My training in crowd navigation came from the upper hallway of Trinity Lutheran. I zipped through the forest of grown-ups like whichever football player dodges between people. As a child, I identified this as a great and valuable skill.
Few places in America is this all right, this shoulder to shoulder and people so close that they close their eyes to keep from staring each other down. All this closeness meaning nothing, just circumstance. Recently there was a video online of stunt-snugglers falling asleep on strangers’ shoulders on the subway. Some people move quickly away, but plenty of other subjects let the snuggler sleep.
I have stopped reaching for my keys when I walk out of a building.
When the carfull of my family pulled up to my dad’s house, I saw his front yard, and I thought, how funny, what is all that land for? Why would anyone need all that? What happens there? Well: the Easter egg hunt. Mowing. Raking. All very healthy activities.
Being back was like being awake, and being here is like dreaming: fragmented, sometimes dramatic, often blurry, and always slightly unreal.
One night I looked out the same window I looked out when I was fifteen, the prickliest creature, full of thirst and unable to tell the truth about anything, and I intended to leave Overland Park for New York and Paris, and hate the straight streets and the quiet and everyone who valued safety. There was no moon, and one car drove down 103rd Street, through streetlight after streetlight. It is no louder in Brooklyn, not on the side streets, not where people live. People sleep everywhere.
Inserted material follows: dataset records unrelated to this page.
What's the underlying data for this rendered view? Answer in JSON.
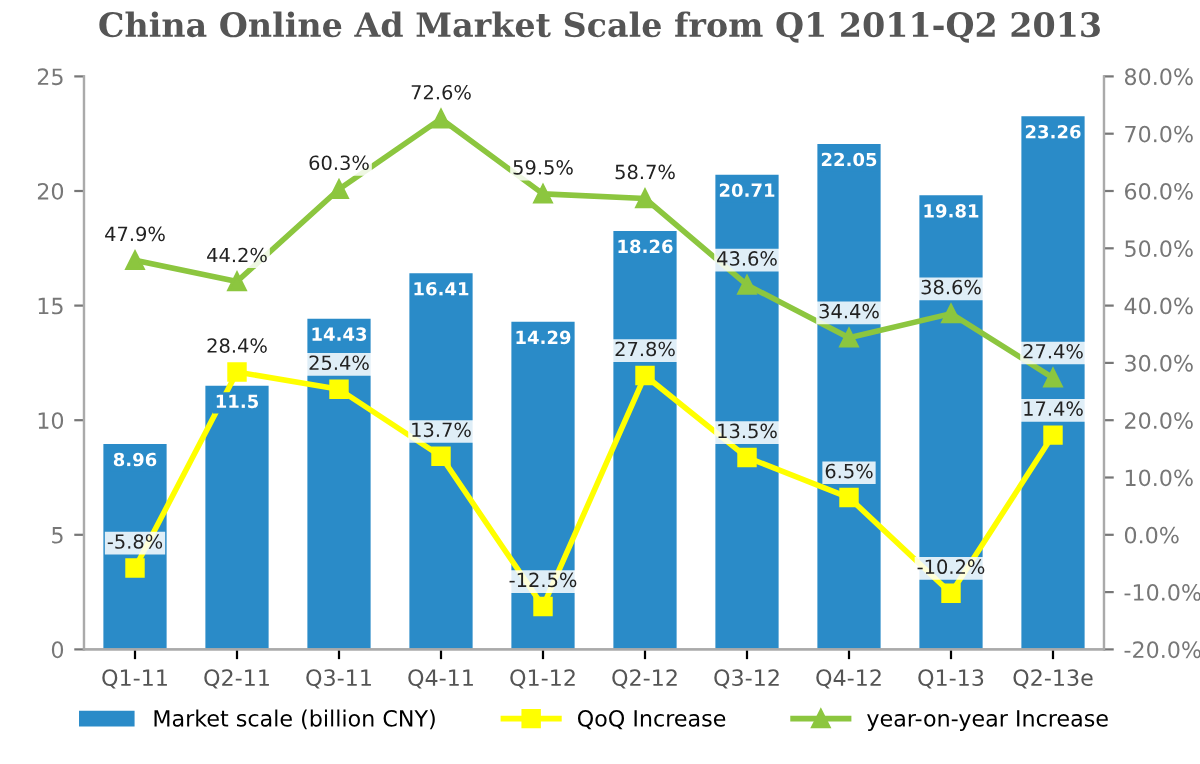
{
  "chart_data": {
    "type": "bar",
    "title": "China Online Ad Market Scale from Q1 2011-Q2 2013",
    "categories": [
      "Q1-11",
      "Q2-11",
      "Q3-11",
      "Q4-11",
      "Q1-12",
      "Q2-12",
      "Q3-12",
      "Q4-12",
      "Q1-13",
      "Q2-13e"
    ],
    "series": [
      {
        "name": "Market scale (billion CNY)",
        "type": "bar",
        "color": "#2a8bc8",
        "values": [
          8.96,
          11.5,
          14.43,
          16.41,
          14.29,
          18.26,
          20.71,
          22.05,
          19.81,
          23.26
        ],
        "value_labels": [
          "8.96",
          "11.5",
          "14.43",
          "16.41",
          "14.29",
          "18.26",
          "20.71",
          "22.05",
          "19.81",
          "23.26"
        ]
      },
      {
        "name": "QoQ Increase",
        "type": "line",
        "axis": "y2",
        "marker": "square",
        "color": "#ffff00",
        "values": [
          -5.8,
          28.4,
          25.4,
          13.7,
          -12.5,
          27.8,
          13.5,
          6.5,
          -10.2,
          17.4
        ],
        "value_labels": [
          "-5.8%",
          "28.4%",
          "25.4%",
          "13.7%",
          "-12.5%",
          "27.8%",
          "13.5%",
          "6.5%",
          "-10.2%",
          "17.4%"
        ]
      },
      {
        "name": "year-on-year Increase",
        "type": "line",
        "axis": "y2",
        "marker": "triangle",
        "color": "#8cc63f",
        "values": [
          47.9,
          44.2,
          60.3,
          72.6,
          59.5,
          58.7,
          43.6,
          34.4,
          38.6,
          27.4
        ],
        "value_labels": [
          "47.9%",
          "44.2%",
          "60.3%",
          "72.6%",
          "59.5%",
          "58.7%",
          "43.6%",
          "34.4%",
          "38.6%",
          "27.4%"
        ]
      }
    ],
    "ylim": [
      0,
      25
    ],
    "yticks": [
      0,
      5,
      10,
      15,
      20,
      25
    ],
    "y2lim": [
      -20,
      80
    ],
    "y2ticks": [
      {
        "value": -20,
        "label": "-20.0%"
      },
      {
        "value": -10,
        "label": "-10.0%"
      },
      {
        "value": 0,
        "label": "0.0%"
      },
      {
        "value": 10,
        "label": "10.0%"
      },
      {
        "value": 20,
        "label": "20.0%"
      },
      {
        "value": 30,
        "label": "30.0%"
      },
      {
        "value": 40,
        "label": "40.0%"
      },
      {
        "value": 50,
        "label": "50.0%"
      },
      {
        "value": 60,
        "label": "60.0%"
      },
      {
        "value": 70,
        "label": "70.0%"
      },
      {
        "value": 80,
        "label": "80.0%"
      }
    ],
    "grid": false,
    "legend": "bottom"
  }
}
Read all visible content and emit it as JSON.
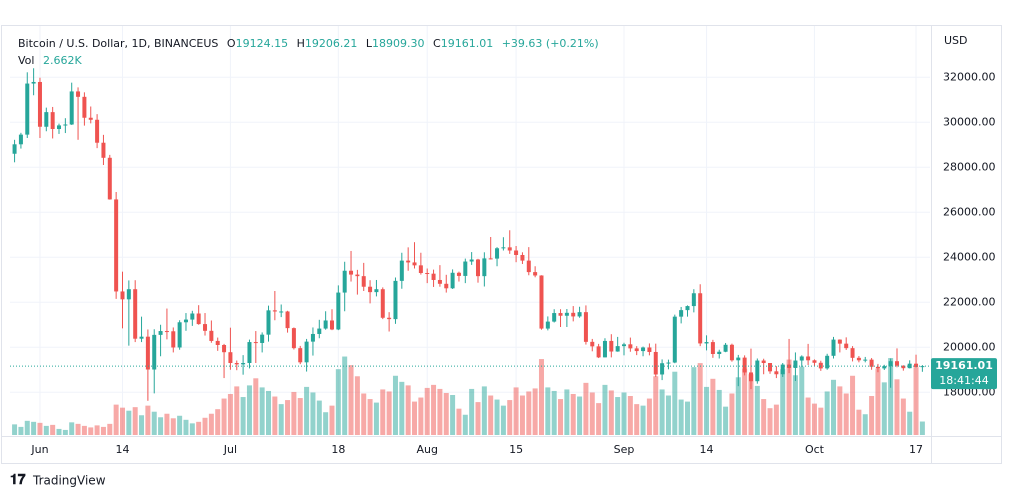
{
  "chart_data": {
    "type": "candlestick",
    "title": "Bitcoin / U.S. Dollar, 1D, BINANCEUS",
    "header_labels": [
      "O",
      "H",
      "L",
      "C"
    ],
    "header_values": [
      "19124.15",
      "19206.21",
      "18909.30",
      "19161.01"
    ],
    "change": "+39.63 (+0.21%)",
    "volume_label": "Vol",
    "volume_value_label": "2.662K",
    "currency": "USD",
    "countdown": "18:41:44",
    "brand": "TradingView",
    "up_color": "#26a69a",
    "down_color": "#ef5350",
    "grid": true,
    "xlim": [
      -0.72,
      144.2
    ],
    "xticks": [
      {
        "value": 4,
        "label": "Jun"
      },
      {
        "value": 17,
        "label": "14"
      },
      {
        "value": 34,
        "label": "Jul"
      },
      {
        "value": 51,
        "label": "18"
      },
      {
        "value": 65,
        "label": "Aug"
      },
      {
        "value": 79,
        "label": "15"
      },
      {
        "value": 96,
        "label": "Sep"
      },
      {
        "value": 109,
        "label": "14"
      },
      {
        "value": 126,
        "label": "Oct"
      },
      {
        "value": 142,
        "label": "17"
      }
    ],
    "ylim": [
      16100,
      34100
    ],
    "yticks": [
      {
        "value": 18000,
        "label": "18000.00"
      },
      {
        "value": 20000,
        "label": "20000.00"
      },
      {
        "value": 22000,
        "label": "22000.00"
      },
      {
        "value": 24000,
        "label": "24000.00"
      },
      {
        "value": 26000,
        "label": "26000.00"
      },
      {
        "value": 28000,
        "label": "28000.00"
      },
      {
        "value": 30000,
        "label": "30000.00"
      },
      {
        "value": 32000,
        "label": "32000.00"
      }
    ],
    "volume_lim": [
      0,
      80
    ],
    "open": [
      28600,
      29020,
      29450,
      31720,
      31790,
      29800,
      30450,
      29700,
      29860,
      29900,
      31370,
      31130,
      30200,
      30110,
      29090,
      28420,
      26570,
      22480,
      22130,
      22580,
      20380,
      20470,
      19010,
      20550,
      20720,
      20710,
      19990,
      21110,
      21230,
      21500,
      21030,
      20730,
      20280,
      20100,
      19780,
      19300,
      19240,
      19300,
      20230,
      20190,
      20560,
      21640,
      21590,
      21590,
      20850,
      19960,
      19330,
      20250,
      20590,
      20830,
      21190,
      20790,
      22430,
      23400,
      23230,
      23160,
      22690,
      22450,
      22580,
      21310,
      21250,
      22950,
      23850,
      23770,
      23640,
      23300,
      23270,
      22990,
      22820,
      22620,
      23310,
      23170,
      23810,
      23900,
      23160,
      23950,
      23940,
      24400,
      24440,
      24300,
      24100,
      23850,
      23340,
      23190,
      20830,
      21140,
      21520,
      21400,
      21530,
      21370,
      21560,
      20240,
      20040,
      19550,
      20280,
      19810,
      20050,
      20130,
      19950,
      19830,
      19990,
      19790,
      18790,
      19290,
      19320,
      21360,
      21650,
      21830,
      22400,
      20170,
      20230,
      19700,
      19800,
      20110,
      19420,
      19540,
      18880,
      18490,
      19410,
      19300,
      18930,
      18800,
      19230,
      19080,
      19410,
      19590,
      19420,
      19310,
      19060,
      19620,
      20340,
      20160,
      19960,
      19530,
      19420,
      19450,
      19130,
      19060,
      19160,
      19380,
      19180,
      19070,
      19270,
      19124.15
    ],
    "high": [
      29220,
      29530,
      32220,
      32400,
      31980,
      30650,
      30680,
      29940,
      30180,
      31760,
      31550,
      31330,
      30700,
      30360,
      29440,
      28550,
      26900,
      23360,
      22970,
      22980,
      21360,
      20790,
      20800,
      21000,
      21720,
      20880,
      21200,
      21520,
      21620,
      21870,
      21520,
      21190,
      20430,
      20150,
      20870,
      19410,
      19650,
      20340,
      20720,
      20660,
      21850,
      22500,
      21900,
      21620,
      20880,
      20060,
      20370,
      20880,
      21220,
      21600,
      21690,
      22750,
      23800,
      24280,
      23440,
      23750,
      22980,
      22990,
      22660,
      21560,
      23100,
      24200,
      24440,
      24670,
      24200,
      23500,
      23450,
      23650,
      23220,
      23460,
      23360,
      23940,
      24230,
      23930,
      24220,
      24900,
      24450,
      24890,
      25200,
      24500,
      24220,
      24450,
      23600,
      23200,
      21370,
      21690,
      21690,
      21700,
      21830,
      21800,
      21860,
      20370,
      20150,
      20400,
      20580,
      20460,
      20200,
      20430,
      20050,
      20030,
      20170,
      20160,
      19460,
      19450,
      21450,
      21790,
      21860,
      22580,
      22800,
      20530,
      20330,
      19890,
      20190,
      20160,
      19660,
      19640,
      19940,
      19500,
      19490,
      19300,
      19160,
      19300,
      20370,
      19770,
      19640,
      20150,
      19460,
      19400,
      19710,
      20460,
      20350,
      20440,
      20050,
      19610,
      19570,
      19520,
      19260,
      19220,
      19500,
      19950,
      19200,
      19420,
      19670,
      19206.21
    ],
    "low": [
      28220,
      28830,
      29300,
      31200,
      29300,
      29600,
      29280,
      29480,
      29520,
      29880,
      29220,
      29850,
      29950,
      28850,
      28100,
      26560,
      22150,
      20840,
      20070,
      20230,
      20230,
      17620,
      17950,
      19600,
      20350,
      19770,
      19890,
      20730,
      20950,
      21000,
      20520,
      20200,
      19840,
      18630,
      19000,
      18980,
      18780,
      19060,
      19300,
      19770,
      20250,
      21200,
      21340,
      20650,
      19900,
      19250,
      18920,
      19630,
      20400,
      20780,
      20760,
      20760,
      21600,
      22920,
      22340,
      22500,
      21950,
      22260,
      21250,
      20700,
      21040,
      22600,
      23400,
      23500,
      23230,
      22850,
      22680,
      22690,
      22430,
      22590,
      22920,
      22850,
      23660,
      22870,
      22700,
      23900,
      23600,
      24300,
      24150,
      23780,
      23700,
      23200,
      23110,
      20780,
      20750,
      21100,
      20900,
      20900,
      21150,
      21310,
      20120,
      19820,
      19520,
      19550,
      19550,
      19800,
      19640,
      19800,
      19650,
      19600,
      19640,
      18680,
      18540,
      19020,
      19290,
      21060,
      21360,
      21550,
      20050,
      19860,
      19530,
      19500,
      19780,
      19360,
      18270,
      18750,
      18140,
      18380,
      18800,
      18820,
      18630,
      18680,
      18850,
      18500,
      19120,
      19210,
      19160,
      18950,
      19000,
      19500,
      19770,
      19880,
      19370,
      19330,
      19330,
      19000,
      18890,
      18990,
      18200,
      19110,
      18960,
      19060,
      19100,
      18909.3
    ],
    "close": [
      29020,
      29450,
      31720,
      31790,
      29800,
      30450,
      29700,
      29860,
      29900,
      31370,
      31130,
      30200,
      30110,
      29090,
      28420,
      26570,
      22480,
      22130,
      22580,
      20380,
      20470,
      19010,
      20550,
      20720,
      20710,
      19990,
      21110,
      21230,
      21500,
      21030,
      20730,
      20280,
      20100,
      19780,
      19300,
      19240,
      19300,
      20230,
      20190,
      20560,
      21640,
      21590,
      21590,
      20850,
      19960,
      19330,
      20250,
      20590,
      20830,
      21190,
      20790,
      22430,
      23400,
      23230,
      23160,
      22690,
      22450,
      22580,
      21310,
      21250,
      22950,
      23850,
      23770,
      23640,
      23300,
      23270,
      22990,
      22820,
      22620,
      23310,
      23170,
      23810,
      23900,
      23160,
      23950,
      23940,
      24400,
      24440,
      24300,
      24100,
      23850,
      23340,
      23190,
      20830,
      21140,
      21520,
      21400,
      21530,
      21370,
      21560,
      20240,
      20040,
      19550,
      20280,
      19810,
      20050,
      20130,
      19950,
      19830,
      19990,
      19790,
      18790,
      19290,
      19320,
      21360,
      21650,
      21830,
      22400,
      20170,
      20230,
      19700,
      19800,
      20110,
      19420,
      19540,
      18880,
      18490,
      19410,
      19300,
      18930,
      18800,
      19230,
      19080,
      19410,
      19590,
      19420,
      19310,
      19060,
      19620,
      20340,
      20160,
      19960,
      19530,
      19420,
      19450,
      19130,
      19060,
      19160,
      19380,
      19180,
      19070,
      19270,
      19121.38,
      19161.01
    ],
    "volume": [
      2.1,
      1.6,
      2.8,
      2.6,
      2.4,
      1.8,
      2.0,
      1.2,
      1.0,
      2.5,
      2.2,
      1.8,
      1.5,
      1.9,
      1.6,
      2.2,
      6.0,
      5.4,
      4.8,
      5.5,
      3.9,
      5.8,
      4.6,
      3.5,
      4.2,
      3.3,
      3.8,
      3.0,
      2.3,
      2.6,
      3.4,
      4.2,
      5.1,
      7.2,
      8.1,
      9.6,
      7.5,
      9.8,
      11.2,
      9.4,
      8.7,
      7.6,
      6.1,
      6.9,
      8.5,
      7.3,
      9.5,
      8.4,
      6.8,
      4.5,
      5.8,
      13.0,
      15.5,
      13.8,
      11.6,
      8.2,
      7.1,
      6.4,
      9.0,
      8.6,
      11.7,
      10.5,
      9.8,
      6.6,
      7.4,
      9.3,
      9.9,
      9.1,
      8.3,
      7.9,
      5.2,
      4.0,
      9.1,
      6.5,
      9.6,
      7.8,
      7.0,
      5.8,
      6.9,
      9.4,
      7.8,
      8.6,
      9.2,
      15.0,
      9.4,
      8.7,
      7.1,
      9.0,
      8.1,
      7.6,
      10.3,
      8.4,
      6.3,
      9.9,
      8.8,
      7.5,
      8.4,
      7.7,
      6.1,
      5.8,
      7.2,
      11.6,
      9.0,
      7.8,
      12.5,
      7.0,
      6.6,
      13.4,
      14.2,
      9.5,
      11.1,
      8.9,
      5.6,
      8.2,
      11.4,
      13.1,
      12.0,
      9.7,
      7.1,
      5.3,
      6.0,
      13.0,
      14.9,
      11.8,
      13.5,
      7.4,
      6.2,
      5.4,
      8.6,
      10.9,
      9.6,
      8.2,
      11.7,
      5.0,
      4.1,
      7.7,
      13.1,
      10.4,
      15.2,
      11.0,
      7.2,
      4.6,
      13.4,
      2.662
    ]
  }
}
Years ago, I worked at a day care, and during naptime we placed cots around the room, put on the sleepytime music. One of the kids had to have his lammy. Some had blankies. Another had to have his back rubbed. When you are the teacher, you lie on the floor next to the cot, on a short-nubbed rug that has roads or the alphabet printed on it. My coworker, a six-foot-tall blond guy, would usually do that back rub. Usually both of them would fall asleep, the big guy snoring. I did close my eyes, and the naptime music, without melodic beginning or end, would settle me, and those were some of my most peaceful hours, but I never fell asleep. I wish I had.
Interesting commentary on being “home” after a short time – and understanding where “home” is.